Milking Diatoms for Sustainable Energy: Biochemical Engineering versus Gasoline-Secreting Diatom Solar Panels

Canadian researchers propose ways of harvesting oil from diatoms, using biochemical engineering and also a new solar panel approach that utilizes genomically modifiable aspects of diatom biology, offering the prospect of “milking” diatoms for sustainable energy by altering them to actively secrete oil products. Secretion by and milking of diatoms may provide a way around the puzzle of how to make algae that both grow quickly and have a very high oil content.

They review a simple line of reasoning: (a) geologists claim that much crude oil comes from diatoms; (b) diatoms do indeed make oil; (c) agriculturists claim that diatoms could make 10−200 times as much oil per hectare as oil seeds; and (d) therefore, sustainable energy could be made from diatoms.

The transparent diatom silica shell consists of a pair of frustules and a varying number of girdle bands that both protect and constrain the size of the oil droplets within, and capture the light needed for their biosynthesis.
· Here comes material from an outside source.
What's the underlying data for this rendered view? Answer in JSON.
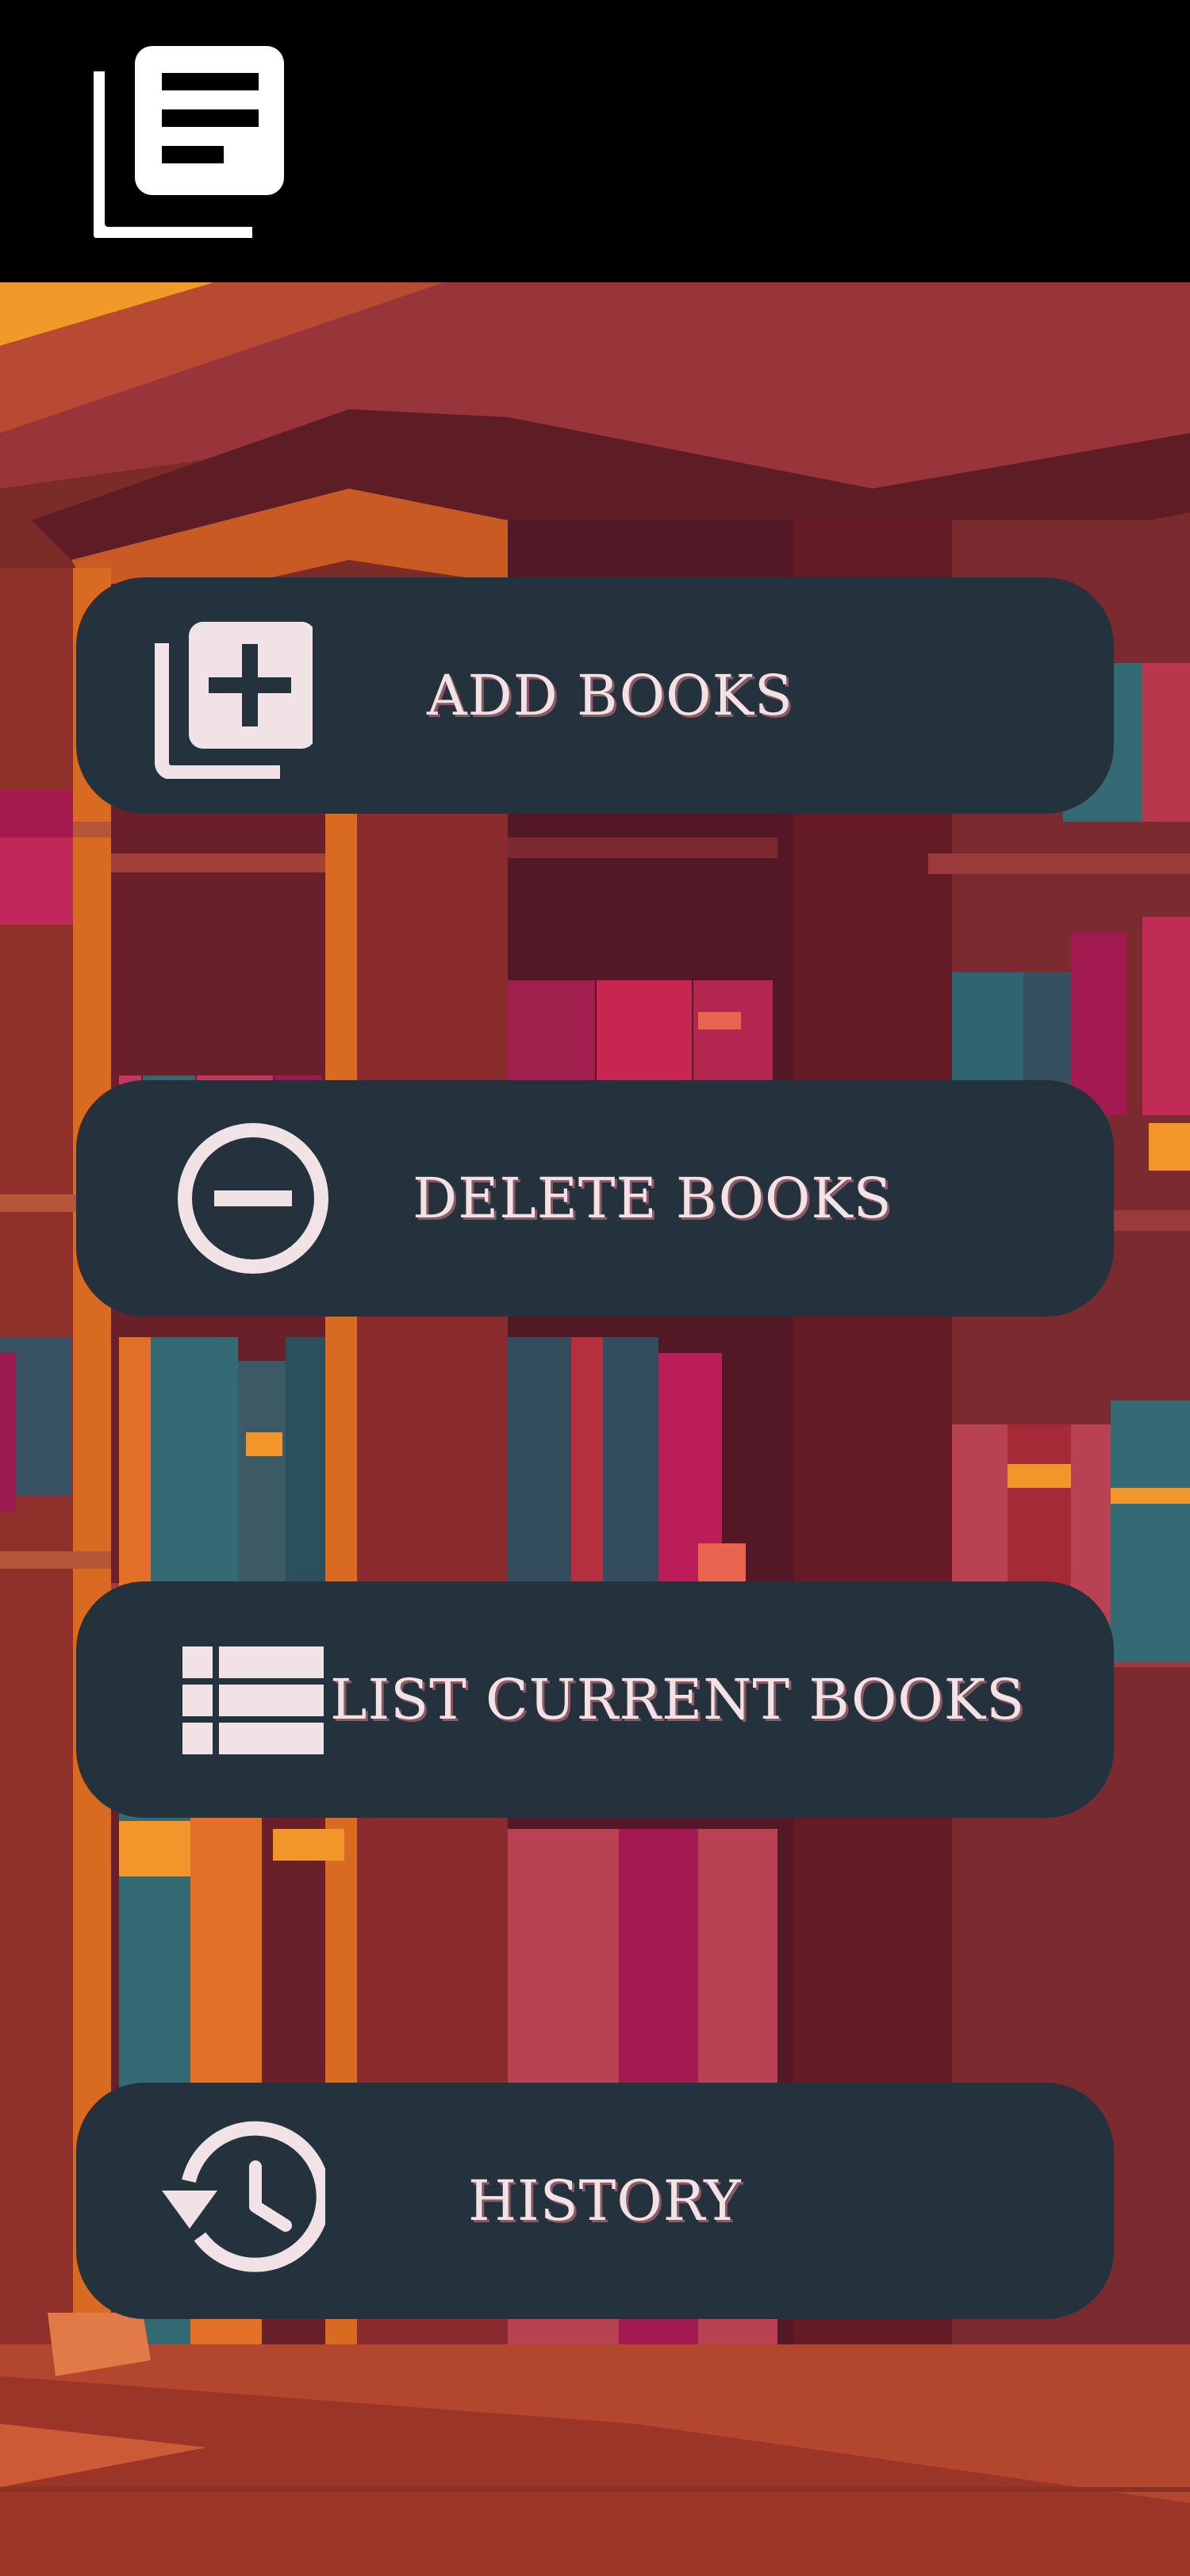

We propose three methods: (a) biochemical engineering, to extract oil from diatoms and process it into gasoline; (b) a multiscale nanostructured leaf-like panel, using live diatoms genetically engineered to secrete oil (as accomplished by mammalian milk ducts), which is then processed into gasoline; and (c) the use of such a panel with diatoms that produce gasoline directly.

NOTE: This is a specific proposal of something that seems promising, but for which there is a lot of research to prove and then more research to scale up and to make work. The research might proceed well, but it has not happened yet.

Greencarcongress has more details.

With more than 200,000 species from which to choose, and all the combinatorics of nutrient and genome manipulation, finding or creating the “best” diatom for sustainable gasoline will be challenging, the authors offer some guidelines for starting species:

Choose planktonic diatoms with positive buoyancy or at least neutral buoyancy.

Choose diatoms that harbor symbiotic nitrogen-fixing cyanobacteria, which should reduce nutrient requirements.

Choose diatoms that have high efficiency of photon use, perhaps from those that function at low light levels.

Choose diatoms that are thermophilic, especially for solar panels subject to solar heating.

Consider those genera that have been demonstrated by paleogenetics to have contributed to fossil organics.

For motile or sessile pennate diatoms that adhere to surfaces, buoyancy may be much less important than survival from desiccation, which seems to induce oil production. Therefore, the reaction of these diatoms to drying is a place to start. The reaction of oceanic planktonic species to drying has not been investigated, although one would anticipate that they have no special mechanisms for addressing this (for them) unusual situation.

Genetic engineering of diatoms to enhance oil production has been attempted, but it has not yet been successful.

Generally, cell proliferation seems to be counterproductive to oil production on a per-cell basis, which is a problem that has been expressed as an unsolved Catch-22. However, this balance may shift in our favor when we start milking diatoms for oil instead of grinding them.